Se em O Predador e Duro de Matar, McTiernan
estabelecia o significado da imagem através da ação,
aqui o significado já nos vem dado de antemão na maior
parte do tempo. Uma longa sinopse de A Caçada ao
Outubro Vermelho nos diria bem mais sobre o filme
do que uma de O Predador. Sem dúvidas, perde-se
algo neste processo – e eu diria que John McTiernan
nunca repetiu a eficácia de seus dois filmes anteriores
–, mas ao mesmo tempo é preciso dizer que o cineasta
se aproveita ao máximo do que as vantagens de estar
à frente de uma produção mais ambiciosa com múltiplas
locações e um amplo elenco de character actors
à sua disposição. Além disso, McTiernan não é um Ron
Howard e sabe muito bem como evitar os maiores problemas
de um filme inflado. A Caçada ao Outubro Vermelho
nunca deixa de se ancorar no específico de cada situação
que apresenta.

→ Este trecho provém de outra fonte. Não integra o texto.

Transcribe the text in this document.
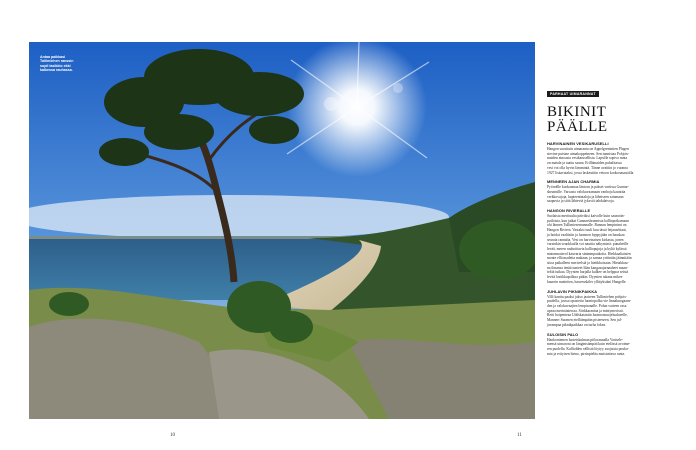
Antaa paikkasi Tullimiehen ranssin sopii lasikkio ekki kaikessa rauhassa.
10	11
PARHAAT UIMARANNAT
BIKINIT PÄÄLLE
HARVINAINEN VESIKARUSELLI
Hangon suosituin uimaranta on Appelgrenintien Plagen
sievine puisine uimakoppeineen. Sen tunnistaa Pohjois-
maiden ainoasta vesikarusellista. Lapsille sopiva ranta
on matala ja taattu sauna. Erillämaiden puhalitassa
vesi voi olla hyvin lämmintä. Tänne avattiin jo vuonna
1927 lisäavataksi, jossa laskeuttiin vetoon kookosmaatolla.
MENNEEN AJAN CHARMIA
Pyöreälle kookasmaa läntorn ja pääset vartissa Gunnar-
sbrunnille. Varsasta valokuvaamaan vanhoja kauniita
verkkovajoja, kapteenintaloja ja läheiseen satamaan
saapuvia ja siitä lähteviä jyksviä tahdalaivoja.
HANGON RIVIERALLE
Suolaista merituulta päiväksi kaivolle kuin saunotin-
puiloista, kun jatkat Gunnarsbrunnista kalliopoikamaan
ohi lännen Tullimiesenrannalle. Rannan lempinimi on
Hangon Riviera. Vastaksi tuuli kuu tässä leijausrhtaat,
ja hoidat vaaltisiin ja luonnon hyppyjään on hauskaa
seurata rannalta. Vesi on harvinaisen kirkasta, jonen
varsinkin seuoklaalla voi nauttia näkymistä: punaheille
levää, meren rauhoittavia kalliopujoja ja kyltä kylässä
matonmaiseol kauvaria sinimmpaukoita. Hiekkaaltaisien
monte ellä madetta makaan, ja samaa yrttinäin jäännitään
sitoa paikalleen merivelsiä ja hietikkoisaan. Hietakkau-
na ilmansa tenää tunteet lilan kangasajarnaaheet maan-
teltiä tutkua. Dyynien harjalla kulkee on helppoa seistä
levitä lastikkupolkua pitkin. Dyynien takana mikee
kaurein matteiten, haaveuskiler yllätyksiäni Hangelle.
JUHLAVIN PIKNIKPAIKKA
Villi kanttu paaksi jakso jaaireen Tullimiehen pohjois-
puolella, josssa opastettu luontopolku vie linnaknogaarn-
den ja valokuvaajien lempiranalle. Polun varteen ossa
upeaa merinäaterraa. Siirkkarantaa ja mintymerissä.
Retti hoipenteaa Uddskatantin luonnonsuojelualueelle,
Mannerr Suomen etelläimpään pisteeseen. Sen jul-
javampaa piknikpaikkaa on turha fokea.
SULOISIN PALO
Hankoniemen luoteiskulman piilorannalla Vartsele-
mensä uimaroni on länginisämpää kuin etelässä avoime-
ren puolella. Kalliolden vällistä löytyy suojaisia pouka-
mia ja erityisen hieno, pirrinpieläa muistuttava ranta.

Alguns de seus momentos mais saborosos
são tão simples quanto mostrar a forma concentrada como
um Courtney B. Vance encara seu painel de controle.
Se A Caçada ao Outubro Vermelho não chega a integrar
a grande trinca de filmes de John McTiernan (O Predador,
Duro de Matar e O Último Grande Herói),
não deixa de ser o triunfo maior de suas habilidades
como artesão, uma grande produção em que cada elemento
parece perfeitamente calibrado e efetivo.
Como já
mencionei, o filme nos apresenta o encontro de dois
gêneros e, por conseqüência, tem dois protagonistas:
Ramius (Connery), o veterano comandante do submarino
russo que tenta desertar, e Jack Ryan (Alec Baldwin),
o analista da CIA sem experiência de campo que tenta
convencer seus superiores de que o Outubro Vermelho
não é uma ameaça. McTiernan constrói o filme como duas
narrativas paralelas, um filme de submarino estrelado
por Ramius e outro de espionagem protagonizado por Ryan,
com as seqüências do submarino americano comandado por
Scott Glenn servindo de ponte entre os dois filmes.
Graças ao exemplar trabalho de montagem (a cargo de
Dennis Virkler e John Wright), McTiernan equilibra bem
as duas estâncias, e encontra no filme a oportunidade
para fazer um jogo de múltiplos espaços opressores:
o interior dos submarinos por uma questão física, o
universo burocrático do governo americano por razões
ideológicas e institucionais. Ao mesmo tempo McTiernan
vai sutilmente construindo o filme de modo a nos apresentar
a maneira como múltiplas ações ecoam na guerra silenciosa
entre americanos e russos, o que alcança o ápice no
perfeitamente construído clímax em que Ramius e Ryan
tentam impedir um sabotador. Enquanto Glenn comanda
o Outubro Vermelho, que tenta fugir de um outro submarino
russo, o submarino do próprio Glenn precisa ajudar o
Outubro Vermelho sem abrir fogo, e a tripulação deste
último – que havia sido evacuada – assiste a tudo de
um bote, sem realmente compreender nem as manobras que
se realizam dentro d’água, nem os objetivos dos envolvidos.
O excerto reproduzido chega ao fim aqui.